Sebuah rumah doa umat Kristen di Kelurahan Padang Sarai, Kecamatan Koto Tangah, Kota Padang, Sumatra Barat, menjadi sasaran perusakan pada Minggu (27/07). Insiden ini mengakibatkan dua anak terluka dan meninggalkan trauma mendalam bagi komunitas Kristen setempat.
Kronologi Kejadian
Menurut Pendeta F Dachi dari GKSI Anugerah Padang, kejadian bermula sekitar pukul 16.00 WIB. Sekelompok warga datang membawa kayu, batu, dan pisau, sambil berteriak-teriak meminta kegiatan di rumah doa dihentikan. Mereka kemudian merusak jendela kaca, melempar kursi, dan merusak barang-barang di dalam rumah doa.

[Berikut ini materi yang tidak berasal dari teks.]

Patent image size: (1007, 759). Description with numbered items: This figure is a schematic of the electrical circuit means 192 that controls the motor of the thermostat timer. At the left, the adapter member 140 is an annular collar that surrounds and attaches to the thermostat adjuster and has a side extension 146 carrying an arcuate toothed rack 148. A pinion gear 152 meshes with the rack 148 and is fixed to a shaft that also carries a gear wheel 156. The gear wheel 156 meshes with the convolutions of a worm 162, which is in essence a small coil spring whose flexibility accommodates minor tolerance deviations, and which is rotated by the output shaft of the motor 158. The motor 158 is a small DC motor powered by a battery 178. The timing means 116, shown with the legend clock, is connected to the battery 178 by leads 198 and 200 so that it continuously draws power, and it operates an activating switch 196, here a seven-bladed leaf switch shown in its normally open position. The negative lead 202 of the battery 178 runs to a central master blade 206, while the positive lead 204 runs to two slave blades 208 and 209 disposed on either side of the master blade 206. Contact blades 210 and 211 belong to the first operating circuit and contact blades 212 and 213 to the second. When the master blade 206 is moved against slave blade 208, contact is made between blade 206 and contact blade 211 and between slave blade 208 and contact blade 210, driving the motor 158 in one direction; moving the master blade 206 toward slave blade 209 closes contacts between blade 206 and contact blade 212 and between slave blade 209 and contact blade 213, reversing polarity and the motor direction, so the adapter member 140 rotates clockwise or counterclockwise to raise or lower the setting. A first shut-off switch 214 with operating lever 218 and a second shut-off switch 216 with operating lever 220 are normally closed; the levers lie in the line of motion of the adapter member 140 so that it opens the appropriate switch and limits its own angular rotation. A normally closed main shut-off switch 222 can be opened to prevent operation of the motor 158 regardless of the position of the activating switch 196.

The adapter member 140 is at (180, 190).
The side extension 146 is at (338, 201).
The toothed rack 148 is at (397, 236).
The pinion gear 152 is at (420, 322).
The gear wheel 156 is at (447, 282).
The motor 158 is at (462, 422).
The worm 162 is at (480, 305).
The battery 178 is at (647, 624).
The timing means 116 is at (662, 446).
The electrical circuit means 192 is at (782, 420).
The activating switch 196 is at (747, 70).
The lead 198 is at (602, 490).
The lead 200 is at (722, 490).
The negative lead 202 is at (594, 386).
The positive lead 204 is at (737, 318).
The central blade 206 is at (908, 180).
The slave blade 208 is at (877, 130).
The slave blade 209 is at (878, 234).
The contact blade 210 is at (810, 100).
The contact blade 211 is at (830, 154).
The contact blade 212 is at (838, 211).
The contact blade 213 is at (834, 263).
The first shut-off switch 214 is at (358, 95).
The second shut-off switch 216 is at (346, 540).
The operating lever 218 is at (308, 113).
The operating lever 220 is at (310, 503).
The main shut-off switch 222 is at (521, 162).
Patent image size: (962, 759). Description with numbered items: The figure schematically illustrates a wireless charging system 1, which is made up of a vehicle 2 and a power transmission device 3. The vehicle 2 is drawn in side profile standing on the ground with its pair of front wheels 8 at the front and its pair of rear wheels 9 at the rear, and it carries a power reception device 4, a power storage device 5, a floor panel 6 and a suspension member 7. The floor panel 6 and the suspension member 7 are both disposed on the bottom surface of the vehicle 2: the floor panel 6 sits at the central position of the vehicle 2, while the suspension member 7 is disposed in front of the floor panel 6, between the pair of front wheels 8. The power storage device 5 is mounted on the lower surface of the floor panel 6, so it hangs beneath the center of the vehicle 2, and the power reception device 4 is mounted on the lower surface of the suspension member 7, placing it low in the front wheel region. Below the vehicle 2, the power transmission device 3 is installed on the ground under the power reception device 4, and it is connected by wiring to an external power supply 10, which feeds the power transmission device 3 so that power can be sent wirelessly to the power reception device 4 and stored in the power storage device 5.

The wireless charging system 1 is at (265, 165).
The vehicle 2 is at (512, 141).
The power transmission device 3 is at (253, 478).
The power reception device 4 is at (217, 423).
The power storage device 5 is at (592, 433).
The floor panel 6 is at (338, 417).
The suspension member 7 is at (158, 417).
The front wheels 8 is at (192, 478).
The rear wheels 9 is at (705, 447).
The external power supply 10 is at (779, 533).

Rumah doa ini berfungsi sebagai tempat pendidikan agama bagi anak-anak Kristen yang bersekolah di sekolah negeri, mengingat mereka tidak mendapatkan pelajaran agama Kristen di sekolah.
Puluhan anak-anak yang sedang belajar agama di dalam rumah doa panik dan berusaha menyelamatkan diri. Dua anak, masing-masing berusia 11 dan 9 tahun, menjadi korban pemukulan. Salah satunya mengalami cedera kaki, sementara yang lain mengalami luka di bahu.
Respons Pihak Berwajib
Kepolisian Daerah Sumatera Barat telah mengamankan sembilan orang yang diduga terlibat dalam perusakan tersebut. Pihak kepolisian masih melakukan pengembangan kasus ini berdasarkan video yang viral di media sosial. Meskipun demikian, polisi belum menerima laporan terkait adanya korban luka.
Tanggapan Pemerintah Daerah
Wali Kota Padang, Fadli Amran, menyampaikan permohonan maaf atas kejadian ini dan menyebutnya sebagai akibat dari miskomunikasi. Ia menjelaskan bahwa kesalahpahaman terjadi terkait keramaian di rumah doa, dan pihak RW tidak mendapatkan informasi yang lengkap. Pemerintah kota berjanji akan memberikan perhatian khusus terhadap kerukunan umat beragama di Kota Padang. Dinas Sosial dan Dinas Kesehatan akan dilibatkan untuk memberikan bantuan trauma healing kepada anak-anak dan warga Kristen yang terdampak.
Trauma Mendalam
Serangan ini menimbulkan trauma mendalam bagi umat Kristen di Kota Padang. Seorang warga, Baja Baruhu, mengaku takut kejadian serupa akan terulang kembali. Pendeta F Dachi juga merasakan trauma, terutama karena anak-anak bimbingannya menjadi korban. Ia khawatir kejadian ini akan membuat anak-anak enggan untuk belajar agama lagi.
Bukan Insiden Pertama
Penasihat Hukum masyarakat Nias, Yutiasa Fakho, mengungkapkan bahwa intimidasi dan pelarangan beribadah bukan pertama kalinya terjadi di Kota Padang. Dua tahun lalu, kejadian serupa menimpa sebuah rumah ibadah di Lubuk Begalung. Para pelaku dalam kasus tersebut telah divonis bersalah dan dihukum penjara. Yutiasa menegaskan bahwa proses hukum terkait perusakan rumah doa ini akan tetap dilanjutkan, meskipun pihak korban telah memaafkan para pelaku. Laporan terkait perusakan, penganiayaan, dan pengancaman akan disampaikan kepada Polda Sumatera Barat.